E, posto este longo, mas creio que necessário intróito, começo a
teclar sobre o tema que me anda atravessado, há tempo demais,
nos poucos neurónios que me restam.
Creio que, nos finais da década de 1970, ou início dos 80, o
supracitado e há muito falecido velho amigo moveu, com êxito,
influências, para que fosse dado, a uma rua de Aveiro o nome de
António dos Santos Lé, viseense, cuja actividade, na nossa
terra, tanto quanto sei, foi, unicamente, de cariz profissional,
logo remunerada, pois se limitou a ser regente de uma Banda e a
dar lições particulares de música.
E qual o arruamento escolhido? A centenária “Rua das Marinhas”,
porquanto tinha sido nela a Sede da Banda, onde o regente em
causa ministrava os ensaios e aulas.
E nem a Comissão de Toponímia viu que estava a cometer um
atentado contra o património cultural aveirense, nem o Executivo
Autárquico teve escrúpulos em avalizá-lo ou, então, consciência
do erro em que estava, não só a colaborar, mas também a dar
cobertura.
Eu sei que das actuais placas consta a referência “Antiga rua
das Marinhas”, mas quem lá mora, reside na “Rua António dos
Santos Lé”, quem para lá escreve, fá-lo, também, para esse
endereço e, quem para aí se dirige, é pelo nome de António dos
Santos Lé que procura.
E, curiosamente, criou-se uma situação anedótica, na toponímia
citadina, onde passou a haver uma “Rua dos Marnotos” e uma “Rua
das Salineiras”, classes laboriosas que foram mandadas para o
desemprego, dado que lhes foi retirado o local de trabalho.
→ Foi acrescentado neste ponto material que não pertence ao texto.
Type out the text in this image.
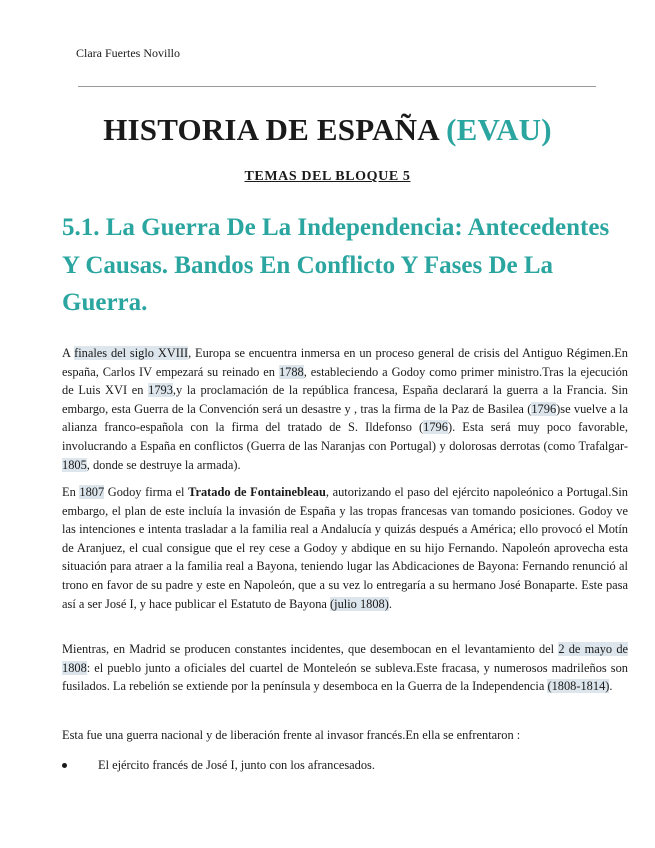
Clara Fuertes Novillo
HISTORIA DE ESPAÑA (EVAU)
TEMAS DEL BLOQUE 5
5.1. La Guerra De La Independencia: Antecedentes Y Causas. Bandos En Conflicto Y Fases De La Guerra.

A finales del siglo XVIII, Europa se encuentra inmersa en un proceso general de crisis del Antiguo Régimen.En españa, Carlos IV empezará su reinado en 1788, estableciendo a Godoy como primer ministro.Tras la ejecución de Luis XVI en 1793,y la proclamación de la república francesa, España declarará la guerra a la Francia. Sin embargo, esta Guerra de la Convención será un desastre y , tras la firma de la Paz de Basilea (1796)se vuelve a la alianza franco-española con la firma del tratado de S. Ildefonso (1796). Esta será muy poco favorable, involucrando a España en conflictos (Guerra de las Naranjas con Portugal) y dolorosas derrotas (como Trafalgar-1805, donde se destruye la armada).

En 1807 Godoy firma el Tratado de Fontainebleau, autorizando el paso del ejército napoleónico a Portugal.Sin embargo, el plan de este incluía la invasión de España y las tropas francesas van tomando posiciones. Godoy ve las intenciones e intenta trasladar a la familia real a Andalucía y quizás después a América; ello provocó el Motín de Aranjuez, el cual consigue que el rey cese a Godoy y abdique en su hijo Fernando. Napoleón aprovecha esta situación para atraer a la familia real a Bayona, teniendo lugar las Abdicaciones de Bayona: Fernando renunció al trono en favor de su padre y este en Napoleón, que a su vez lo entregaría a su hermano José Bonaparte. Este pasa así a ser José I, y hace publicar el Estatuto de Bayona (julio 1808).

Mientras, en Madrid se producen constantes incidentes, que desembocan en el levantamiento del 2 de mayo de 1808: el pueblo junto a oficiales del cuartel de Monteleón se subleva.Este fracasa, y numerosos madrileños son fusilados. La rebelión se extiende por la península y desemboca en la Guerra de la Independencia (1808-1814).

Esta fue una guerra nacional y de liberación frente al invasor francés.En ella se enfrentaron :

El ejército francés de José I, junto con los afrancesados.
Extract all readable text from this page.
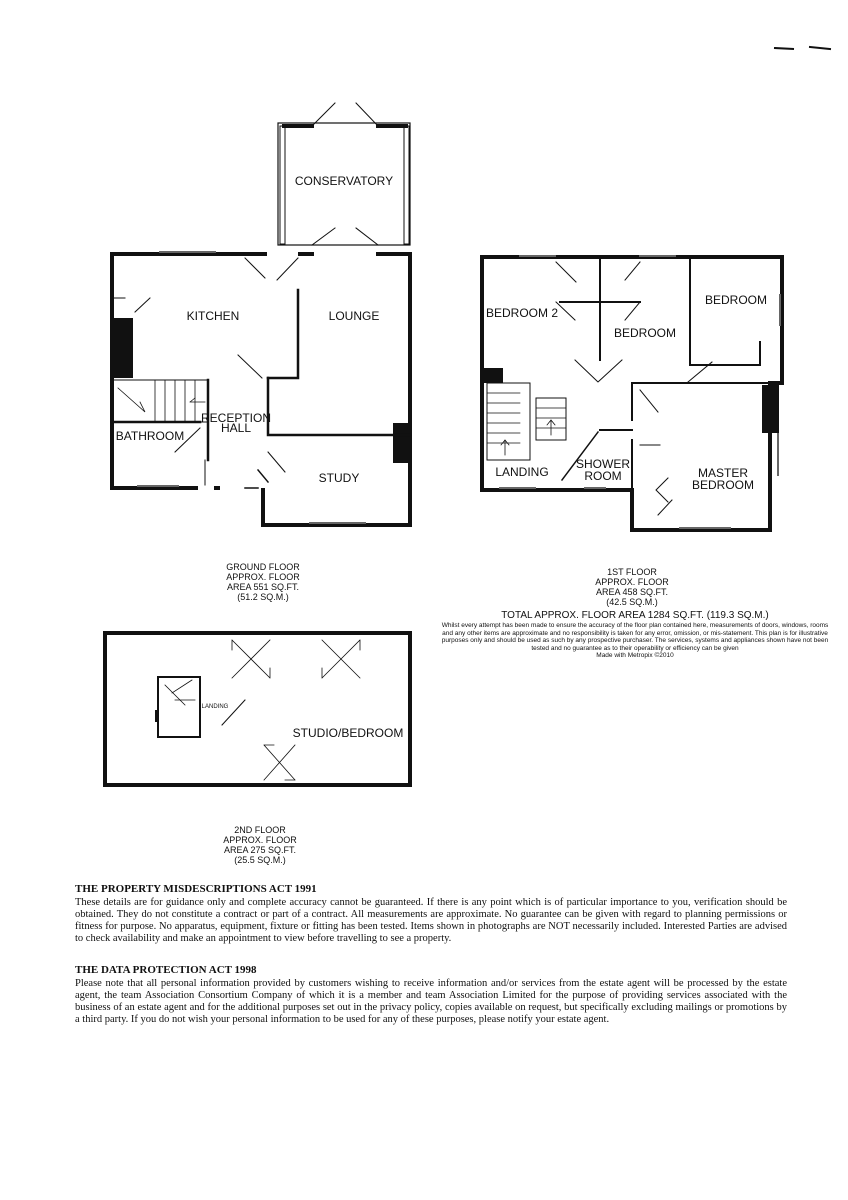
CONSERVATORY
KITCHEN	LOUNGE
RECEPTION
HALL
BATHROOM
STUDY
BEDROOM 2
BEDROOM
BEDROOM
LANDING
SHOWER
ROOM	MASTER
BEDROOM
LANDING
STUDIO/BEDROOM
GROUND FLOOR
APPROX. FLOOR
AREA 551 SQ.FT.
(51.2 SQ.M.)
1ST FLOOR
APPROX. FLOOR
AREA 458 SQ.FT.
(42.5 SQ.M.)
TOTAL APPROX. FLOOR AREA 1284 SQ.FT. (119.3 SQ.M.)
Whilst every attempt has been made to ensure the accuracy of the floor plan contained here, measurements of doors, windows, rooms and any other items are approximate and no responsibility is taken for any error, omission, or mis-statement. This plan is for illustrative purposes only and should be used as such by any prospective purchaser. The services, systems and appliances shown have not been tested and no guarantee as to their operability or efficiency can be given
Made with Metropix ©2010
2ND FLOOR
APPROX. FLOOR
AREA 275 SQ.FT.
(25.5 SQ.M.)
THE PROPERTY MISDESCRIPTIONS ACT 1991

These details are for guidance only and complete accuracy cannot be guaranteed. If there is any point which is of particular importance to you, verification should be obtained. They do not constitute a contract or part of a contract. All measurements are approximate. No guarantee can be given with regard to planning permissions or fitness for purpose. No apparatus, equipment, fixture or fitting has been tested. Items shown in photographs are NOT necessarily included. Interested Parties are advised to check availability and make an appointment to view before travelling to see a property.

THE DATA PROTECTION ACT 1998

Please note that all personal information provided by customers wishing to receive information and/or services from the estate agent will be processed by the estate agent, the team Association Consortium Company of which it is a member and team Association Limited for the purpose of providing services associated with the business of an estate agent and for the additional purposes set out in the privacy policy, copies available on request, but specifically excluding mailings or promotions by a third party. If you do not wish your personal information to be used for any of these purposes, please notify your estate agent.
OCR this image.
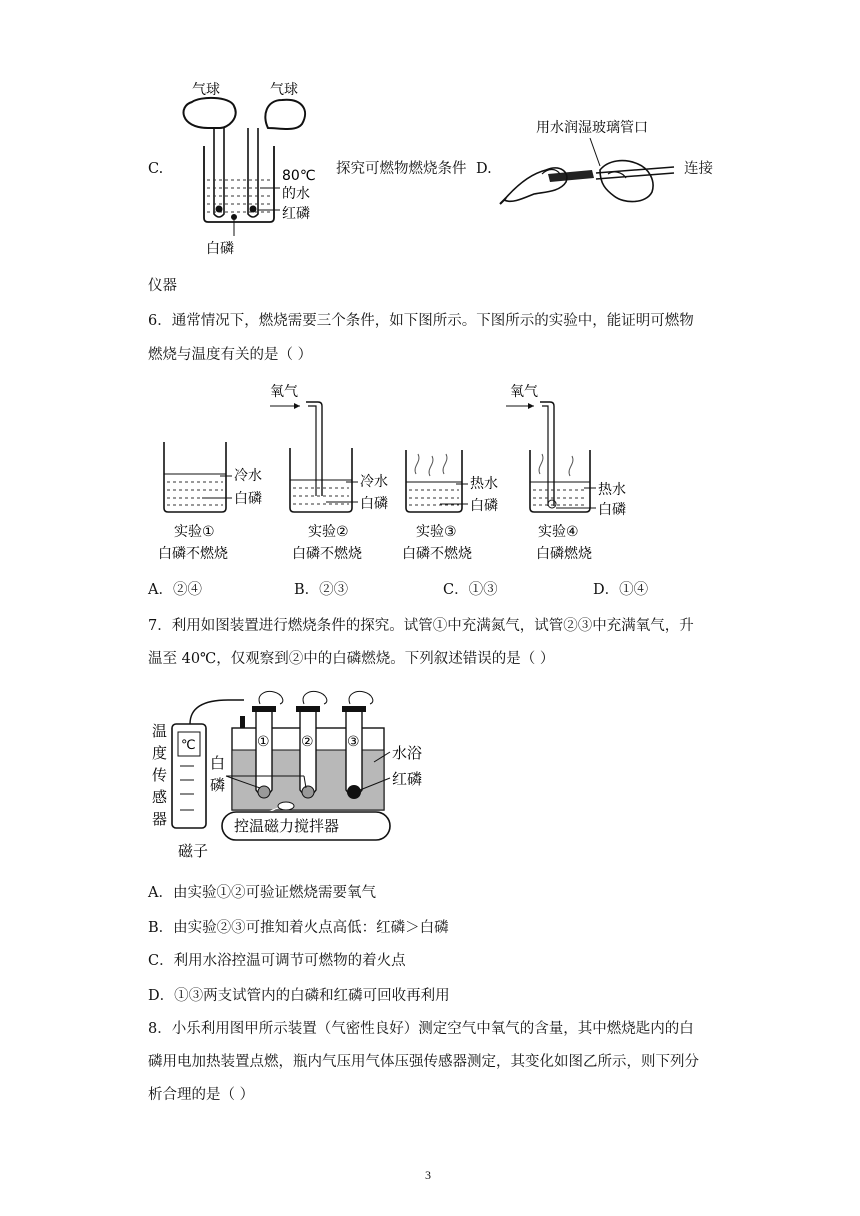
C.
气球	气球
80℃
的水
红磷
白磷
探究可燃物燃烧条件 D.
用水润湿玻璃管口
连接
仪器
6．通常情况下，燃烧需要三个条件，如下图所示。下图所示的实验中，能证明可燃物
燃烧与温度有关的是（ ）
冷水
白磷
实验①
白磷不燃烧
氧气
冷水
白磷
实验②
白磷不燃烧
热水
白磷
实验③
白磷不燃烧
氧气
热水
白磷
实验④
白磷燃烧
A．②④	B．②③	C．①③	D．①④
7．利用如图装置进行燃烧条件的探究。试管①中充满氮气，试管②③中充满氧气，升
温至 40℃，仅观察到②中的白磷燃烧。下列叙述错误的是（ ）
℃
温
度
传
感
器
① ② ③
白
磷
水浴
红磷
控温磁力搅拌器
磁子
A．由实验①②可验证燃烧需要氧气
B．由实验②③可推知着火点高低：红磷＞白磷
C．利用水浴控温可调节可燃物的着火点
D．①③两支试管内的白磷和红磷可回收再利用
8．小乐利用图甲所示装置（气密性良好）测定空气中氧气的含量，其中燃烧匙内的白
磷用电加热装置点燃，瓶内气压用气体压强传感器测定，其变化如图乙所示，则下列分
析合理的是（ ）
3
No final da década de 80, acompanhei quatro marnotos aveirenses,
a expensas da UE, numa visita às salinas da Guérande, em França;
curiosamente, reparei que, em todas as localidades onde
estivemos, havia um topónimo – rua, praça ou avenida – referente
à actividade salineira.
Quando é que se corrige este erro grave, incompreensível,
injustificável e insensato da toponímia regional aveirense?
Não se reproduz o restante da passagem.